Local Feature Attributions

Local attributions explain individual predictions by decomposing them into feature contributions.

scikit-explain supports:

SHAP — SHapley Additive Explanations
LIME — Local Interpretable Model Explanations
Tree Interpreter — tree-based model decomposition

[ ]:

import skexplain
import plotting_config
import shap

[ ]:

# Loading the training data and pre-fit models
estimators = skexplain.load_models()
X, y = skexplain.load_data()

[ ]:

# Pick a single example for local attribution
single_example = X.iloc[[0]]

explainer = skexplain.ExplainToolkit(estimators[0], X=single_example)
explainer.set_plotting_config(
    display_feature_names=plotting_config.display_feature_names,
    display_units=plotting_config.display_units,
)

Computing Local Attributions

[ ]:

# SHAP masker handles missing features using correlations in the dataset
shap_kws = {
    'masker': shap.maskers.Partition(X, max_samples=100, clustering='correlation'),
    'algorithm': 'permutation',
}

# LIME requires the training data
lime_kws = {
    'training_data': X.values,
    'categorical_names': ['rural', 'urban'],
}

# Compute all three attribution methods at once
contrib_ds = explainer.local_attributions(
    method=['shap', 'lime', 'tree_interpreter'],
    shap_kws=shap_kws,
    lime_kws=lime_kws,
)

[ ]:

# The result is an xarray.Dataset with attribution values for each method
contrib_ds

Plotting Attributions (Waterfall Plot)

[ ]:

fig, axes = explainer.plot_contributions(contrib=contrib_ds)

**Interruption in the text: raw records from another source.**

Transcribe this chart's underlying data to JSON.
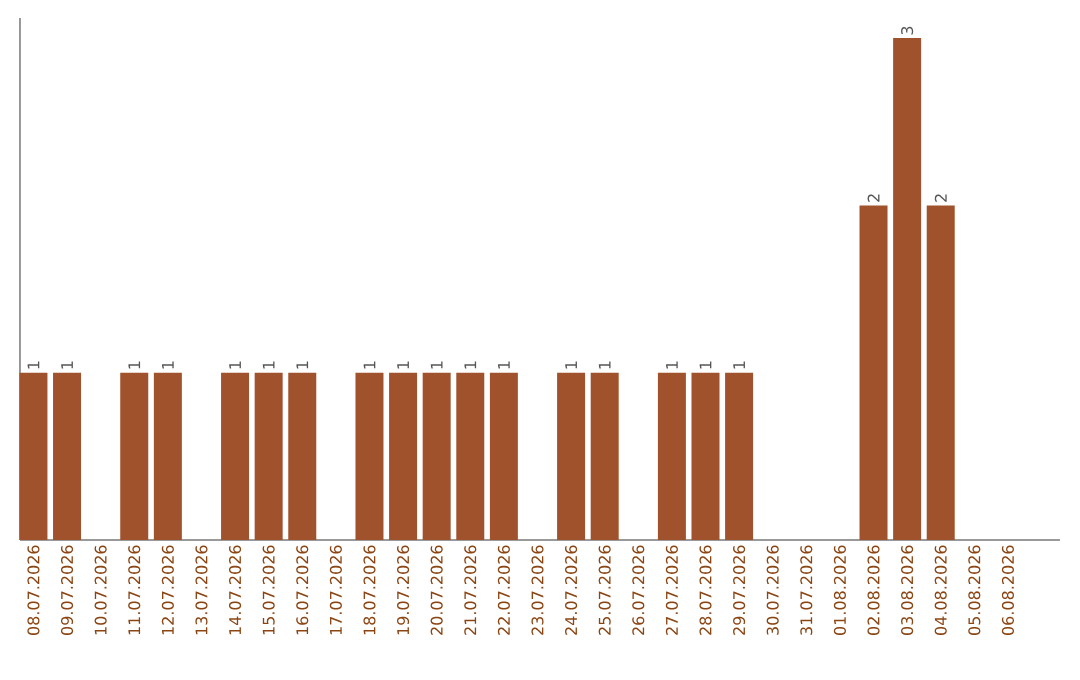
{
  "chart_data": {
    "type": "bar",
    "categories": [
      "08.07.2026",
      "09.07.2026",
      "10.07.2026",
      "11.07.2026",
      "12.07.2026",
      "13.07.2026",
      "14.07.2026",
      "15.07.2026",
      "16.07.2026",
      "17.07.2026",
      "18.07.2026",
      "19.07.2026",
      "20.07.2026",
      "21.07.2026",
      "22.07.2026",
      "23.07.2026",
      "24.07.2026",
      "25.07.2026",
      "26.07.2026",
      "27.07.2026",
      "28.07.2026",
      "29.07.2026",
      "30.07.2026",
      "31.07.2026",
      "01.08.2026",
      "02.08.2026",
      "03.08.2026",
      "04.08.2026",
      "05.08.2026",
      "06.08.2026"
    ],
    "values": [
      1,
      1,
      0,
      1,
      1,
      0,
      1,
      1,
      1,
      0,
      1,
      1,
      1,
      1,
      1,
      0,
      1,
      1,
      0,
      1,
      1,
      1,
      0,
      0,
      0,
      2,
      3,
      2,
      0,
      0
    ],
    "value_labels": [
      "1",
      "1",
      null,
      "1",
      "1",
      null,
      "1",
      "1",
      "1",
      null,
      "1",
      "1",
      "1",
      "1",
      "1",
      null,
      "1",
      "1",
      null,
      "1",
      "1",
      "1",
      null,
      null,
      null,
      "2",
      "3",
      "2",
      null,
      null
    ],
    "color": "#a0522d"
  }
}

Performance-Based Attributions

Average attributions across the best and worst-performing examples.

[ ]:

# Create a new ExplainToolkit with the full dataset
explainer = skexplain.ExplainToolkit(estimators[0], X=X, y=y)
explainer.set_plotting_config(
    display_feature_names=plotting_config.display_feature_names,
    display_units=plotting_config.display_units,
)

# Compute performance-based attributions using tree interpreter
tree_results = explainer.average_attributions(
    method='tree_interpreter',
    performance_based=True,
    n_samples=100,
)

[ ]:

# Plot the top 5 features for selected performance categories
perf_keys = ['Best Hits', 'Worst False Alarms', 'Worst Misses']

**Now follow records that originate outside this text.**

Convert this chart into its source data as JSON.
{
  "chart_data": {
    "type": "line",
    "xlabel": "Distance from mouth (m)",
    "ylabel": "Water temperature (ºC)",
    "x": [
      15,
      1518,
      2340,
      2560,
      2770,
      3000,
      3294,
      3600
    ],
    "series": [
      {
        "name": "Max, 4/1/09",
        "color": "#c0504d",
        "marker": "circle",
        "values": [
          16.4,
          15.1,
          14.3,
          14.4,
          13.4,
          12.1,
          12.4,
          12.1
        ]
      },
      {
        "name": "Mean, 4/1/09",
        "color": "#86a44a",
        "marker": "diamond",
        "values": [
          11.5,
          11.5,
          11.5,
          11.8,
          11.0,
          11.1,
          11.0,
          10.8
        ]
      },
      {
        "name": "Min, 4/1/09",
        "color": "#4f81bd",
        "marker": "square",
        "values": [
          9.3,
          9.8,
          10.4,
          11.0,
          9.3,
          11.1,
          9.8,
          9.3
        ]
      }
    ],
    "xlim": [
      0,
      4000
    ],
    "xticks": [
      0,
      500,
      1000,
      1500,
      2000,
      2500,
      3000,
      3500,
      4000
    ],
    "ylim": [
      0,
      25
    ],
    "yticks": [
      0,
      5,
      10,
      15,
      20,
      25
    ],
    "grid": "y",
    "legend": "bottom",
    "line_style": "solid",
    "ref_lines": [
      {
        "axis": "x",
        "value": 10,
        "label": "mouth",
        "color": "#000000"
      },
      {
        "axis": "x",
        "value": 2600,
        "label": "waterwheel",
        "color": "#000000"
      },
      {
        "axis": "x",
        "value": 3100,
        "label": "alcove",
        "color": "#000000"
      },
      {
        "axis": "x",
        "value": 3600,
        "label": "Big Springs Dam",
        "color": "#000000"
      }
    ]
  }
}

fig, axes = explainer.plot_contributions(
    contrib=tree_results,
    perf_keys=perf_keys,
    num_features=5,
)

Regression Example

[ ]:

from sklearn.datasets import fetch_california_housing
from sklearn.ensemble import RandomForestRegressor

data = fetch_california_housing()
X_reg = data['data']
y_reg = data['target']
feature_names = data['feature_names']

model = RandomForestRegressor()
model.fit(X_reg, y_reg)

[ ]:

single_example = X_reg[[0]]

explainer = skexplain.ExplainToolkit(
    ('Random Forest', model),
    X=single_example,
    feature_names=feature_names,
)

shap_kws = {
    'masker': shap.maskers.Partition(X_reg, max_samples=100, clustering='correlation'),
    'algorithm': 'auto',
}

results = explainer.local_attributions(method='shap', shap_kws=shap_kws)
fig = explainer.plot_contributions(results, figsize=(4, 8))